Tiny-House Hareketi, yaşam alanlarını küçültmeyi, basitleştirmeyi ve esasen "daha azıyla yaşamayı" savunan mimari ve sosyal bir harekettir. Bu akım öncelikle daha basit yaşama dönüşü temsil ederken, aynı zamanda mevcut konut endüstrisine potansiyel bir çevre dostu çözüm ve barınak eksikliği yaşayan bireyler için uygun bir geçiş yöntemi olarak kabul edildi. Ancak günümüzde bu yaşam alanları, eşyalara daha az bağlanarak, insanların yaşamak için tükettiği kaynakları azaltarak ve daha az tüketmeye teşvik ederek dünyada daha az iz bırakmak isteyenler için büyük bir fırsat olmuştur. Aynı zamanda konut fiyatlarının her geçen gün yükselmesi, mali zorluklar, doğaya dönüş ve sakin bir yaşam isteği gibi diğer sebepler de bu küçük evlere olan talebin artmasına neden olmuştur. Bunlara ek olarak, son yıllarda birçok şirketin uzaktan çalışma yöntemine geçmesiyle Tiny-House tutkunu dijital göçebelerin sayısı da oldukça arttı. Bunun sayesinde bir yere bağlı olmadan yaşamaya ve daha etkili bir şekilde seyahat etme fırsatı buldular.
Bu akım özellikle 2008-2012 tarihleri arasında ortaya çıkan Küresel Ekonomik Kriz sırasında batı ülkelerinde masraflarını azaltmak isteyen aileler ve bireyler tarafından bir çözüm olarak ortaya çıkmıştır. Ancak Tiny-House Hareketi’nin gerçek kökleri 1854'e kadar uzanıyor.

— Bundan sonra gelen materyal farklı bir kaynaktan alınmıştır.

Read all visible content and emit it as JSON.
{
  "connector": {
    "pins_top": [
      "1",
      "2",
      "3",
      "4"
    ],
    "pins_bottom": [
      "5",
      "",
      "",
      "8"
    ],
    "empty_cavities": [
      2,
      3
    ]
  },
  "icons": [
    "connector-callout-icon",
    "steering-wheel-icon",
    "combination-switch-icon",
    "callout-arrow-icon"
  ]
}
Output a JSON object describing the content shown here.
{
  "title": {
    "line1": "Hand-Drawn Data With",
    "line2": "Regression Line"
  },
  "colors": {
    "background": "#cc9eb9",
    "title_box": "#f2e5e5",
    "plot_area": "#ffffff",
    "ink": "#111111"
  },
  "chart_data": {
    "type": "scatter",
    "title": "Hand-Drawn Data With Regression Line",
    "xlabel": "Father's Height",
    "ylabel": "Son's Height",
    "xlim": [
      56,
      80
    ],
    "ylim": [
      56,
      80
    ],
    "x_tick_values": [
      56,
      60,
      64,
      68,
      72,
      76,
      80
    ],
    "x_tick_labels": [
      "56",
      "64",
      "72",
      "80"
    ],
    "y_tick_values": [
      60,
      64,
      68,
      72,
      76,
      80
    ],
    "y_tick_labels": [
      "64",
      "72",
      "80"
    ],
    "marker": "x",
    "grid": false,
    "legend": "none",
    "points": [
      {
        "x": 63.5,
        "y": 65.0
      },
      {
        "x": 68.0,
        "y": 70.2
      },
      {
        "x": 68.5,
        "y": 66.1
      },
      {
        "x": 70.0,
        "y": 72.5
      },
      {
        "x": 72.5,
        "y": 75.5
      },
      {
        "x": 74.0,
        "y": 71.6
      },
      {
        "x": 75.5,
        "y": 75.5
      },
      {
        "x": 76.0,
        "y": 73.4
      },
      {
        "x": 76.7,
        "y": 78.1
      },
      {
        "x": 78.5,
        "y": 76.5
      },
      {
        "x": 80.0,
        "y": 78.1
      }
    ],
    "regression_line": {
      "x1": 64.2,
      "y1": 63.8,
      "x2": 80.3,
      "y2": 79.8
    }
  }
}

Ünlü transandantalist Henry David Thoreau iki yıllığına Walden Gölü kıyısında bir araziye taşındı ve kendini bulmak diyebileceğimiz bir şey yapmaya koyuldu. Kendisi maneviyatın doğayla ilgili deneyimlerde bulunabileceğine inanıyordu. Burada 13 m2 ‘lik bir kulübe inşa etti ve geçirdiği iki yılın meyvesi olarak Walden kitabını yazdı. Bu çalışmasında basit yaşamanın ve doğaya yakın olmanın erdemlerini övdü. ‘’Bilinçli ve incelikli bir şekilde yaşamak, hayatın yalnızca asil gerçekleriyle yüzleşmek ve öğreteceklerini öğrenip öğrenemeyeceğimi anlamak ve ölüm kapımı çaldığında yaşamamış olduğumu görmemek için ormana gittim.’’ sözü Thoreau’nun bakış açısını
daha iyi anlamamızı sağlıyor.
Bizleri esnek ve daha ekonomik bir yaşam tarzına yaklaştıran ve ülkemizde de popülaritesi giderek artan Tiny House’lar yaklaşık 10 m2 ile 30 m2 arasında bir alana sahip olan, tekerlekli ya da sabit olarak inşa edilen yapılardır. Var olan küçük yaşam alanının her bir köşesini, kullanıcıların beklentilerini maksimum seviyede tutmak için verimli bir biçimde değerlendirmeye teşvik eder. Kısaca, bir evde ihtiyacımız olan her şeyi içinde barındıracak bir işlevselliğe sahiptir. Tiny-House'ları inşa etmek ve sonrasında yaşamak daha az kaynak kullanımı gerektirir. Bu da daha az atık, daha az karbon ayak izi ve daha az enerji kullanımı demektir. Aslında hepimiz çok iyi biliyoruz ki, daha basit bir yaşam tarzına geçiş, daha sürdürülebilir bir geleceğe yol açar. Bunların yanı sıra, Tiny-House’lar ile ilgili merak edilen bir diğer konu da yönetmelikler ve izinler. Tiny House’ınızı istenilen şekilde ve yasal olarak kullanabilmeniz için belediyelerden ya da gerekli kurumlardan imar veya ruhsat izinlerinin alınması gerekmektedir.
Tiny House Hareketi içinde bulunduğumuz sistemin kısıtlamalarına karşı bir başkaldırı niteliğinde, daha fazla finansal-bireysel özgürlüğe ve nihayetinde kendi kendine yetebilen yenilikçi, işlevsel ve mutlu bir hayata giden bir yol sunar. Gerçek mutluluk arayışı, insanları son yıllarda dünya çapında ivme kazanan bir kavram olan minimalist yaşam üzerine odaklanmaya yöneltti. Bu da bizlere sadece gerçekten ihtiyacımız olan şeylerle yaşamamız ve gerisini bırakmamız gerektiğini söylüyor. Her şey aslında hayatımızı basitleştirmekle ilgili ve Tiny-House Hareketi de bunun en büyük örneklerinden bir tanesi.